Option C: Use another CoNLL-U tagger (Stanza in Python without GPU, spaCy, etc.)

Step 2 — Preprocess: add `<s>` sentence markers

BlackLab's tabular parser requires explicit inline tags for sentence boundaries. The project ships a script that converts CoNLL-U blank-line sentence boundaries into <s> / </s> inline tags:

python scripts/conllu_to_wpl.py corpus.conllu corpus_s.conllu

Move the output file into a dedicated input directory:

mkdir input_dir
mv corpus_s.conllu input_dir/

Step 3 — Index with BlackLab

The shaded JAR bundles BlackLab's IndexTool.
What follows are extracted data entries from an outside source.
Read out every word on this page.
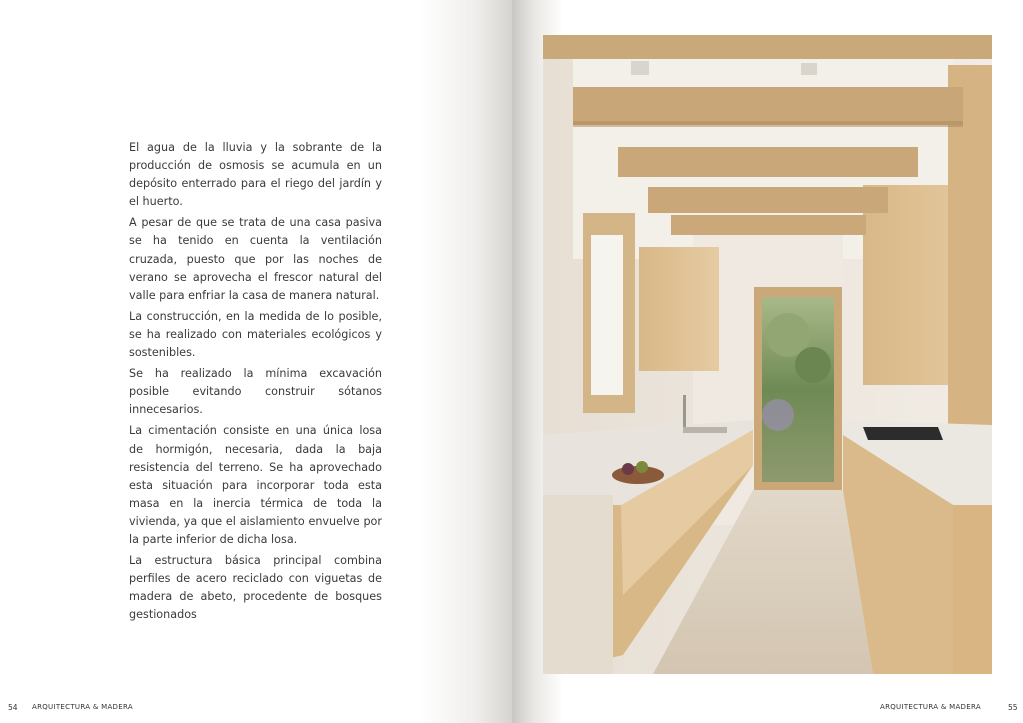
El agua de la lluvia y la sobrante de la producción de osmosis se acumula en un depósito enterrado para el riego del jardín y el huerto.

A pesar de que se trata de una casa pasiva se ha tenido en cuenta la ventilación cruzada, puesto que por las noches de verano se aprovecha el frescor natural del valle para enfriar la casa de manera natural.

La construcción, en la medida de lo posible, se ha realizado con materiales ecológicos y sostenibles.

Se ha realizado la mínima excavación posible evitando construir sótanos innecesarios.

La cimentación consiste en una única losa de hormigón, necesaria, dada la baja resistencia del terreno. Se ha aprovechado esta situación para incorporar toda esta masa en la inercia térmica de toda la vivienda, ya que el aislamiento envuelve por la parte inferior de dicha losa.

La estructura básica principal combina perfiles de acero reciclado con viguetas de madera de abeto, procedente de bosques gestionados

54 ARQUITECTURA & MADERA	ARQUITECTURA & MADERA	55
Run it from the project root (so --format-dir . can find conllu-sentences.blf.yaml):

java -cp target/concept-sketch-1.6.0-shaded.jar \
  nl.inl.blacklab.tools.IndexTool create \
  --format-dir . \
  my_index/ input_dir/ conllu-sentences

Argument	Meaning
`--format-dir .`	Directory containing `conllu-sentences.blf.yaml`
`my_index/`	Output index directory (created automatically)
`input_dir/`	Directory with preprocessed `.conllu` files
`conllu-sentences`	Format name (matches the `.blf.yaml` filename)

3. Start API Server

# Terminal 1
java -jar target/concept-sketch-1.6.0-shaded.jar server --index my_index/ --port 8080

CORS configuration: By default the API allows requests from http://localhost:3000. To allow a different origin, pass the cors.allow.origin JVM system property:
java -Dcors.allow.origin=https://myapp.example.com \
     -jar target/concept-sketch-1.6.0-shaded.jar server --index my_index/ --port 8080

Server startup output:

API server started on http://localhost:8080
Algorithm: PRECOMPUTED (O(1) instant lookup)
Endpoints:
  GET /health
  GET /api/sketch/{lemma}
  GET /api/relations
  GET /api/relations/dep
  GET /api/semantic-field/explore
  GET /api/semantic-field/explore-multi
  GET /api/semantic-field/examples
  GET /api/concordance/examples
  GET /api/visual/radial
  GET /api/bcql (POST)

4. Start Web Interface

# Terminal 2
python -m http.server 3000 --directory webapp

Open browser to: http://localhost:3000

The web interface allows to produce some radial plots for collocates:

And you use some semantic exploration features:

5. Try a Query

# Find adjectives describing "house"
curl "http://localhost:8080/api/sketch/house"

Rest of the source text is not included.